ASPCA Celebrates Progress for Animal Protection in FY2020 Spending Bills Released for Final Passage

FY2020 spending bills include critical provisions to increase protections for horses, dogs and other pets
December 17, 2019

WASHINGTON – The ASPCA® (The American Society for the Prevention of Cruelty to Animals®) applauds the House and Senate Appropriations Committees for including important victories for animals in the federal spending packages unveiled today. The animal welfare provisions in these bills include vital measures to restore transparency of the treatment of dogs in commercial breeding facilities, protect domestic and wild horses, and assist domestic violence survivors and their pets.

“The FY2020 Appropriations bills include groundbreaking new protections for wild horses, as well as critical language restoring transparency to the USDA’s oversight of animal businesses and important longstanding protections, marking major progress for animal welfare in our country,” said Nancy Perry, senior vice president of ASPCA Government Relations. “The ASPCA is grateful to Congressional leaders for finding common ground in providing meaningful protections for animals through the appropriations process.”

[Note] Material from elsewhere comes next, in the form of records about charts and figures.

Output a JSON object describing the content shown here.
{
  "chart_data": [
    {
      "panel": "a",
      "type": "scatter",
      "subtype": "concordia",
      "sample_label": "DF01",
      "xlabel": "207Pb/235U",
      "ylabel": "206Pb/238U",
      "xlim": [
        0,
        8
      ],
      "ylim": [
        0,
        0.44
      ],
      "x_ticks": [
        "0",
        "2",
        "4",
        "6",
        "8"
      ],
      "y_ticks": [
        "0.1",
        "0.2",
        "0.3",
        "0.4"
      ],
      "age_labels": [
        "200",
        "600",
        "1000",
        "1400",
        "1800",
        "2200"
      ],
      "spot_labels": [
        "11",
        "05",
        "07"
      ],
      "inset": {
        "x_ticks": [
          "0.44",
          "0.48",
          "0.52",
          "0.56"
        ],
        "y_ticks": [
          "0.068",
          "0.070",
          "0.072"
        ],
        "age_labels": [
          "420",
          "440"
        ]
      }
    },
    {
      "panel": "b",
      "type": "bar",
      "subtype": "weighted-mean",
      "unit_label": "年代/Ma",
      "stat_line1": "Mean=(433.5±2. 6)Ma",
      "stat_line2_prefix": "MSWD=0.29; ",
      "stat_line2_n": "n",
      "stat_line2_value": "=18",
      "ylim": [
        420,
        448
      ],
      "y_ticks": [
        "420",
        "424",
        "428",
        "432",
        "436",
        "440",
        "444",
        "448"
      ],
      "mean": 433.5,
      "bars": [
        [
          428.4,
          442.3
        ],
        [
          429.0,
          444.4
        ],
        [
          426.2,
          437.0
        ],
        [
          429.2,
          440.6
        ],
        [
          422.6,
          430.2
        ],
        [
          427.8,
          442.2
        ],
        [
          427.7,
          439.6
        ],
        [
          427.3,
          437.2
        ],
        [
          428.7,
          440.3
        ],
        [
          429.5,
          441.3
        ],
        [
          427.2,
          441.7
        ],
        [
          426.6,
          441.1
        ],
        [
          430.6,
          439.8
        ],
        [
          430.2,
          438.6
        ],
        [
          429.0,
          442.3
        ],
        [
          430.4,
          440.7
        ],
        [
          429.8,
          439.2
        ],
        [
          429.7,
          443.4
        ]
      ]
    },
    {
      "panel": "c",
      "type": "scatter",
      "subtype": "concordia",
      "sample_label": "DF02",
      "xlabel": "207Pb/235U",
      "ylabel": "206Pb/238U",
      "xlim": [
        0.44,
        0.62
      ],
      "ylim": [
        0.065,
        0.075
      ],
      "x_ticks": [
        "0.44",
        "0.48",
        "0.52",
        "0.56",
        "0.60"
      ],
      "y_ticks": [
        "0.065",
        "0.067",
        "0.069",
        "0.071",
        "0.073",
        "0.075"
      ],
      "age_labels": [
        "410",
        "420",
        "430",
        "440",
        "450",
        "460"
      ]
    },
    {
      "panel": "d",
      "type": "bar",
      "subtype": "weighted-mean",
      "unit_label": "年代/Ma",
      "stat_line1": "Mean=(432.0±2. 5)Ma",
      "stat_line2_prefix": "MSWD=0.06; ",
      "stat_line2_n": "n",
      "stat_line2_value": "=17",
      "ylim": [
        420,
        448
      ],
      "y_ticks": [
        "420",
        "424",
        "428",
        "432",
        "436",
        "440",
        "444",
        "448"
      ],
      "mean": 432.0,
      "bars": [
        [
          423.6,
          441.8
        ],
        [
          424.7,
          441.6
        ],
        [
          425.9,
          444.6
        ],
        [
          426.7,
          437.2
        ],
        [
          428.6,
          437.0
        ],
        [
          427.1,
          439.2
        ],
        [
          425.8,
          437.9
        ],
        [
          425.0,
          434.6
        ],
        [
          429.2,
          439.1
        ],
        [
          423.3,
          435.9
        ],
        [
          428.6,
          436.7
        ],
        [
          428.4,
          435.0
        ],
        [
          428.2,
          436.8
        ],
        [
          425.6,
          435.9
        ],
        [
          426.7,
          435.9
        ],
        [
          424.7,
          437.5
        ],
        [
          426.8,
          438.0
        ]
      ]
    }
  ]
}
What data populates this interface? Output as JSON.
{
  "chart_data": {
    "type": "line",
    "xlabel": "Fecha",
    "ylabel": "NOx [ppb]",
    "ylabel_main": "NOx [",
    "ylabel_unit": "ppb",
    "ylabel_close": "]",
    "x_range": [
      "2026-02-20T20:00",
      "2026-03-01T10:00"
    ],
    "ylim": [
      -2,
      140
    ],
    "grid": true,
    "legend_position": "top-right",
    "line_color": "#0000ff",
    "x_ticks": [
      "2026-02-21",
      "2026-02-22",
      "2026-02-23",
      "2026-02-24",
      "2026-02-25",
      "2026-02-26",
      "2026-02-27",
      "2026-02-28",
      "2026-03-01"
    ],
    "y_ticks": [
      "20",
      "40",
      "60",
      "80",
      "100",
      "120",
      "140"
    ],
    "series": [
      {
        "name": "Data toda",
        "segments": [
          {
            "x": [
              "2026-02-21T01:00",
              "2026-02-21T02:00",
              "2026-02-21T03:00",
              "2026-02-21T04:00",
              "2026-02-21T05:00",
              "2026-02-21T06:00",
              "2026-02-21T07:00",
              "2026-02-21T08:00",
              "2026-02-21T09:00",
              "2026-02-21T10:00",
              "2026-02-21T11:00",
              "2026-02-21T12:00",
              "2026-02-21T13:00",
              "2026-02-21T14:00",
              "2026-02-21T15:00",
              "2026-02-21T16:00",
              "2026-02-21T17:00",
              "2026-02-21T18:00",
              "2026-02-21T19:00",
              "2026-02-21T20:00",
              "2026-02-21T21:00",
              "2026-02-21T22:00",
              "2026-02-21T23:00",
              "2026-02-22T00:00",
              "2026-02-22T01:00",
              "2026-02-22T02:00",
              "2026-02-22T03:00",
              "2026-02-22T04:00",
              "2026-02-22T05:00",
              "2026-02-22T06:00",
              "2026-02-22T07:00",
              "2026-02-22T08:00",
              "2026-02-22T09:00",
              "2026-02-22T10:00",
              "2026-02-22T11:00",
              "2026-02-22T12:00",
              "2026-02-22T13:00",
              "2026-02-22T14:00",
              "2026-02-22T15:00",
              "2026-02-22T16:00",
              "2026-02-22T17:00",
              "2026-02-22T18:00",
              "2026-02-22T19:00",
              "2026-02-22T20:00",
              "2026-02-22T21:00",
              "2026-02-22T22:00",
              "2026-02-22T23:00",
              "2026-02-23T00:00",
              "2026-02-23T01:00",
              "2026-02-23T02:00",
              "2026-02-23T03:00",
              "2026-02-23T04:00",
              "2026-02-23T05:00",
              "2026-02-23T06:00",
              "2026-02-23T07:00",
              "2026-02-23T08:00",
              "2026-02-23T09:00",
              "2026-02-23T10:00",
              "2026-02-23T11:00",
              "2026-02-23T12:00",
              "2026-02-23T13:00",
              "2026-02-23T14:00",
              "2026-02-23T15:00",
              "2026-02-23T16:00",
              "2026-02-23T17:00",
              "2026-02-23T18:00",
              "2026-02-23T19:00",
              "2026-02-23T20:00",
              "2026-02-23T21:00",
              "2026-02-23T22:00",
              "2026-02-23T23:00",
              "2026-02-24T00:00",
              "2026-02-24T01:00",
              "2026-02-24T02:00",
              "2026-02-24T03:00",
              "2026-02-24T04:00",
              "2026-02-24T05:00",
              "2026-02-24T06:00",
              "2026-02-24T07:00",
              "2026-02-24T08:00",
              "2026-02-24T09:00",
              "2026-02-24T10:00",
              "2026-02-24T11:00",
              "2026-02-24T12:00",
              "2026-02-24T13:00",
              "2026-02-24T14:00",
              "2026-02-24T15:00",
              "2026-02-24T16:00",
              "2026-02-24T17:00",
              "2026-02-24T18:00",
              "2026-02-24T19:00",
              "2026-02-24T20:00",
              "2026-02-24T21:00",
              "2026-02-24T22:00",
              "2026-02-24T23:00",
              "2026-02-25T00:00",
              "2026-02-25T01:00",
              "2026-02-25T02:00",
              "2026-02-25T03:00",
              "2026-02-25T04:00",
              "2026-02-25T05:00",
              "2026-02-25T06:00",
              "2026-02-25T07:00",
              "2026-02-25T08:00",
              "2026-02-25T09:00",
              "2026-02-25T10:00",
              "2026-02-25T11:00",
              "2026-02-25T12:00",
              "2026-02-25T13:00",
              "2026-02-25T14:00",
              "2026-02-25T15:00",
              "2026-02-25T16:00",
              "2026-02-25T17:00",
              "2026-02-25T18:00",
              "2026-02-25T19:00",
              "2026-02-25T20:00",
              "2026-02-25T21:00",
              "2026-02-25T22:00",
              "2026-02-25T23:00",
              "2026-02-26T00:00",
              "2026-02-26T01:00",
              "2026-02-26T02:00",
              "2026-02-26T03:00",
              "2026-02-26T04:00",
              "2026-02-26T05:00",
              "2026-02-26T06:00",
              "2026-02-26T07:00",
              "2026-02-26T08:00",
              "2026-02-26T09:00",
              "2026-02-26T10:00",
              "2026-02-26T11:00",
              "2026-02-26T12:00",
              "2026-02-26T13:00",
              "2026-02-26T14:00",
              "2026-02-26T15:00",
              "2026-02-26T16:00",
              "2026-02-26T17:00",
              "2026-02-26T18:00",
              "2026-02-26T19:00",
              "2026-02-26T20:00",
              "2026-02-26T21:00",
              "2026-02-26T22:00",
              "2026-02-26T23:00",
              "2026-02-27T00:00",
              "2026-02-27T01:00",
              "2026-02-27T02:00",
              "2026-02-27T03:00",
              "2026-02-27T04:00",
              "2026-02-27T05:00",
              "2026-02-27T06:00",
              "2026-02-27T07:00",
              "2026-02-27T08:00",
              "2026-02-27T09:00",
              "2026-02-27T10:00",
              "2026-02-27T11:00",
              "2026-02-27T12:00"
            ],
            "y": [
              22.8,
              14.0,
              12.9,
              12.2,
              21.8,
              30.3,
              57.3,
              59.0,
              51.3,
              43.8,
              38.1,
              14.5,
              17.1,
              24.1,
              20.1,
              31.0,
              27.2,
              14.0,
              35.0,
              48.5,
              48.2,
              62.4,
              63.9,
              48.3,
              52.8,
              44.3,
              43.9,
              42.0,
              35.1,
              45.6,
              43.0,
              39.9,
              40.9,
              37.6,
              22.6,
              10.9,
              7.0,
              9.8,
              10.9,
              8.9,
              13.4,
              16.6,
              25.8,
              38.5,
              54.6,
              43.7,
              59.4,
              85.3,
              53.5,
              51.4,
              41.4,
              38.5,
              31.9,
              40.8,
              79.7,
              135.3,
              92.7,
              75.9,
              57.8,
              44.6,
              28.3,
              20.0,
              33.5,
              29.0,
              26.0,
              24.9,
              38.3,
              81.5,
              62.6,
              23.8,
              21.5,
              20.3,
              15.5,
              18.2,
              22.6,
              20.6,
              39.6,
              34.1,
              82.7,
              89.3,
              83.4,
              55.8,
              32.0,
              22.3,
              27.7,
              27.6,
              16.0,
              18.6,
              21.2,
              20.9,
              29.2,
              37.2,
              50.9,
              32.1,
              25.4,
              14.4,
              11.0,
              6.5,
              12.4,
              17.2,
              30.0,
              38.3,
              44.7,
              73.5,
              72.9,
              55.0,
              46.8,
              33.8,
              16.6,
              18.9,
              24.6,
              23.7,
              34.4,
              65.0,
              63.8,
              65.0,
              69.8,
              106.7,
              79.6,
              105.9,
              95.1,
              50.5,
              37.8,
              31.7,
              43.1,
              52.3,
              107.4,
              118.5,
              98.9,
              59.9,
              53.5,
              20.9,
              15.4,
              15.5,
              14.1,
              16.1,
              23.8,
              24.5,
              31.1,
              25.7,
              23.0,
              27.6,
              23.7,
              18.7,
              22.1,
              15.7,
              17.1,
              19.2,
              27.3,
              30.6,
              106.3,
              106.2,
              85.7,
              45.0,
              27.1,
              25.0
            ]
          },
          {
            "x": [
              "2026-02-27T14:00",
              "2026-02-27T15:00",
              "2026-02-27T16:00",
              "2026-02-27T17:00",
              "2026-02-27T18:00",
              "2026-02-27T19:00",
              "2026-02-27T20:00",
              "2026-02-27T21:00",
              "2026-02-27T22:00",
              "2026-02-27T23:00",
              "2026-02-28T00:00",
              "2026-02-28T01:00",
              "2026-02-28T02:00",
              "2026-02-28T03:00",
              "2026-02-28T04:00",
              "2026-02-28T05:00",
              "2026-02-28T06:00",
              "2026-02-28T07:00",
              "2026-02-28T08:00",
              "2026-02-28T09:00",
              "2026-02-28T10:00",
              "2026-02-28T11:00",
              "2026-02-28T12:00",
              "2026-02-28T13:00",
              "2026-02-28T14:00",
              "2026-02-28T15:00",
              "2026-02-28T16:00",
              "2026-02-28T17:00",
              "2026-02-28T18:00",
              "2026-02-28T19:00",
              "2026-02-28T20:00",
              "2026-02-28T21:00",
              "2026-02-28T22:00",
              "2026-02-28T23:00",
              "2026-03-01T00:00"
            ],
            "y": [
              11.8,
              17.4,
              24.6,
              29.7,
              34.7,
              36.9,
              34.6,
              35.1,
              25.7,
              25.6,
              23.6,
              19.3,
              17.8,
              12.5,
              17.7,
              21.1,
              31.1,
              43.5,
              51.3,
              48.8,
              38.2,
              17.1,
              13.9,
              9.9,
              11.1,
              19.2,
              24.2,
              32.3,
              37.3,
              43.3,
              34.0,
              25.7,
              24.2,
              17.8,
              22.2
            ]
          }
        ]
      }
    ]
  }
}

One major victory is the additional $21 million allocated for the Bureau of Land Management’s (BLM) Wild Horse & Burro program aimed at instituting a nationwide fertility control program that would reduce future removals of horses and burros and enable them to roam the range freely into the future. Specific language mandates strong welfare guidelines in handling of horses and burros, the exclusive use of non-lethal strategies, and a clear prohibition against the sale of wild horses and burros for slaughter. This language documents a profound shift away from lethal strategies seriously considered just two years ago in favor of a long-term, proactive, and humane management approach.

The bill also includes a clear directive to the U.S. Department of Agriculture (USDA) to restore the database of animal welfare records that the agency abruptly removed from its website in February 2017. Last year, Congress requested this action, but the agency did not comply, so this year’s bill mandates it. Reinstating these public enforcement records will ensure that consumers, law enforcement, policymakers and advocates can once again see whether puppy mills, zoos, and animal research labs are complying with the requirements of the Animal Welfare Act (AWA) and whether the agency is properly enforcing legal requirements. The bill also instructs the USDA to end practices that conceal violations of care, requiring the USDA to document them in inspection reports.

The FY2020 bills also include the following additional protections for animals:

  • Maintains a long-standing ban on horse slaughter on U.S. soil by disallowing expenditures that would enable the legal operation of equine slaughter plants.
  • Preserves the ban on killing healthy, federally-protected wild horses and burros by prohibiting the Department of Interior from spending funds on killing wild horses or selling them to commercial slaughter.
  • New language prohibiting the U.S. Forest Service from spending funds to kill wild horses and burros or sell them to slaughter.
  • Report language that directs the Department of Justice (DOJ) to inform Congress on how the DOJ is enforcing animal fighting crimes and other animal welfare statutes.
  • $2 million in appropriations to implement the Pet and Women Safety (PAWS) Act, providing resources for a much-need grant program that enables entities that provide shelter and housing assistance for domestic violence survivors and their pets.